Sunday, September 04, 2005

Jonathan Kozol...

ought to be required reading for anyone interested in what's really going on in American public schools. Here's a great post about him and this morning's NYT interview from An Old Soul.

Thanks to Joe at Shut Up and Teach for the heads-up, and also for his kind mentions in the Advocate Weekly and elsewhere.

Thursday, September 01, 2005

Priorities

It appears that the money has been moved in the president’s budget to handle homeland security and the war in Iraq, and I suppose that’s the price we pay. Nobody locally is happy that the levees can’t be finished, and we are doing everything we can to make the case that this is a security issue for us.
-- Walter Maestri, emergency management chief for Jefferson Parish, Louisiana; New Orleans Times-Picayune, June 8, 2004.

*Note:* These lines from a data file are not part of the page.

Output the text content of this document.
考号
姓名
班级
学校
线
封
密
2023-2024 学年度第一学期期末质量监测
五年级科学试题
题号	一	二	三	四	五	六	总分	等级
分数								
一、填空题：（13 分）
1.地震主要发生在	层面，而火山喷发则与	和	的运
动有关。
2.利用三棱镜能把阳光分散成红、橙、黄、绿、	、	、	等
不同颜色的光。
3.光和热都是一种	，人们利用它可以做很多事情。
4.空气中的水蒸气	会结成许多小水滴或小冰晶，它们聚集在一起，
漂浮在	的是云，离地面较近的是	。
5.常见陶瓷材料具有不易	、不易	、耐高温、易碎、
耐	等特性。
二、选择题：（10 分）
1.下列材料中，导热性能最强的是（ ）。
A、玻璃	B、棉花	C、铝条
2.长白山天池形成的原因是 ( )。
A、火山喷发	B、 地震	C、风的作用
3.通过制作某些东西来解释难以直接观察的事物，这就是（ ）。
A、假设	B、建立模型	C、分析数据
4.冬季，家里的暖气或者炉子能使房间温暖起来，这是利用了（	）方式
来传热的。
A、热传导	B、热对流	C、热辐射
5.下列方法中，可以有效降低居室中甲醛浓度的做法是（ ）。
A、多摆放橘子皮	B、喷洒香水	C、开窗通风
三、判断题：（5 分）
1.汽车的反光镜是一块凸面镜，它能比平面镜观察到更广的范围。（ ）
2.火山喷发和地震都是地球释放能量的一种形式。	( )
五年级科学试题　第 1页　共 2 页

Above you see Mayor Mike and GW discussing the vital importance of taxpayer funded, billionaire-owned sports stadiums and budget-busting tax breaks for needy individuals making over 300K per year. Mike and George choose not to fritter away valuable time on crazy ideas like funding the levees that could have averted disaster in New Orleans, rising gas prices, lower class sizes, and hiring high-quality public school teachers. They don't live in New Orleans, taxpayers gas up their limos, and their kids have never attend public schools, but they'll doubtless find other means to express their deep concern.